Keeping Connection During COVID-19
Bronx Exploration, like many classes across the country, switched to an all-online format for the 2020-2021 academic year. Whereas in 2019 the class was conducted in the Alpha House on Rose Hill, last year Bronx Exploration was housed by Zoom. Acevedo said it can be hard to get a read on how students are enjoying the time.
“Covid has taken a beating on that closeness I had,” he said. “I don’t want to generalize, but it’s hard to get a sense [of the students’ engagement]virtually.”
But Acevedo was creative. Elena Martinez came back last year (virtually) for another Bronx music tour, and his students questioned what they can do to help in pandemic recovery efforts.

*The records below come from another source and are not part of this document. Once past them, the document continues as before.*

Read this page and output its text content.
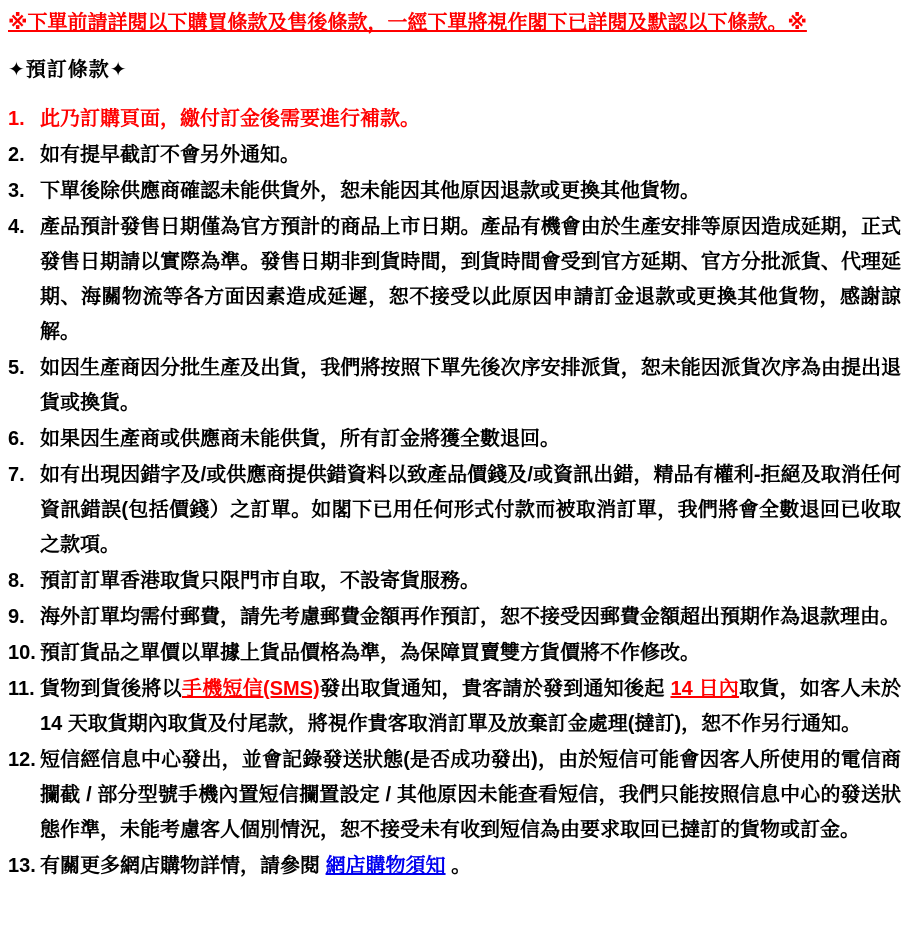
※下單前請詳閱以下購買條款及售後條款，一經下單將視作閣下已詳閱及默認以下條款。※
✦預訂條款✦
1. 此乃訂購頁面，繳付訂金後需要進行補款。
2. 如有提早截訂不會另外通知。
3. 下單後除供應商確認未能供貨外，恕未能因其他原因退款或更換其他貨物。
4. 產品預計發售日期僅為官方預計的商品上市日期。產品有機會由於生產安排等原因造成延期，正式發售日期請以實際為準。發售日期非到貨時間，到貨時間會受到官方延期、官方分批派貨、代理延期、海關物流等各方面因素造成延遲，恕不接受以此原因申請訂金退款或更換其他貨物，感謝諒解。
5. 如因生產商因分批生產及出貨，我們將按照下單先後次序安排派貨，恕未能因派貨次序為由提出退貨或換貨。
6. 如果因生產商或供應商未能供貨，所有訂金將獲全數退回。
7. 如有出現因錯字及/或供應商提供錯資料以致產品價錢及/或資訊出錯，精品有權利-拒絕及取消任何資訊錯誤(包括價錢）之訂單。如閣下已用任何形式付款而被取消訂單，我們將會全數退回已收取之款項。
8. 預訂訂單香港取貨只限門市自取，不設寄貨服務。
9. 海外訂單均需付郵費，請先考慮郵費金額再作預訂，恕不接受因郵費金額超出預期作為退款理由。
10. 預訂貨品之單價以單據上貨品價格為準，為保障買賣雙方貨價將不作修改。
11. 貨物到貨後將以手機短信(SMS)發出取貨通知，貴客請於發到通知後起 14 日內取貨，如客人未於 14 天取貨期內取貨及付尾款，將視作貴客取消訂單及放棄訂金處理(撻訂)，恕不作另行通知。
12. 短信經信息中心發出，並會記錄發送狀態(是否成功發出)，由於短信可能會因客人所使用的電信商攔截 / 部分型號手機內置短信攔置設定 / 其他原因未能查看短信，我們只能按照信息中心的發送狀態作準，未能考慮客人個別情況，恕不接受未有收到短信為由要求取回已撻訂的貨物或訂金。
13. 有關更多網店購物詳情，請參閱 網店購物須知 。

And with Bronx Exploration back on campus for the fall 2021 semester, Acevedo is excited to reconnect in-person. He and the students can really get back to the “explorative” roots of why the class was created in the first place.
Personal Exploration
I’d never heard of Frankie Knuckles (Francis Warren Nicholls, Jr.) before this interview. Born in the Bronx, Knuckles was known for popularizing the house music movement in Chicago in the 1980s.
And although Acevedo conceded to Fordham professor Mark Naison when it came to all things music, he revered the chance to speak on Mr. Knuckles and the history of house music in the Bronx.
“I love house music, and they call Knuckles the grandfather of house,” he said. “Also Louis Vega of Masters at Work, another house music pioneer, is from the Bronx, too.”
It’s that personal connection to the area that gives Bronx Exploration a distinctive intrigue and flair. And it doesn’t stop with music. Acevedo also highlights the Bronx as an immigrant destination, and how that should be preserved.
“If gentrification overwhelms the Bronx as one of the last affordable places for housing, then you really are displacing a part of New York that many people still love dearly, and that’s the part of New York that they think of,” he said. “I have people who, when I say Bronx, they’re like, ‘My people came from Poland/Ireland/Dominican Republic/Bangladesh/Ghana!’ and they usually tie to a specific neighborhood.”
Because from Frankie Knuckles to Fordham University, heritage and culture is what exploring the Bronx is all about. And by teaching these principles in cohesion with the Jesuit mission, Acevedo is hopeful for the next generation and the Bronx community.
“Mission is the biggest thing separating us from other schools in NYC,” he said. “It guides us towards new ways of looking at the world and calls on us to be a part of making it better.”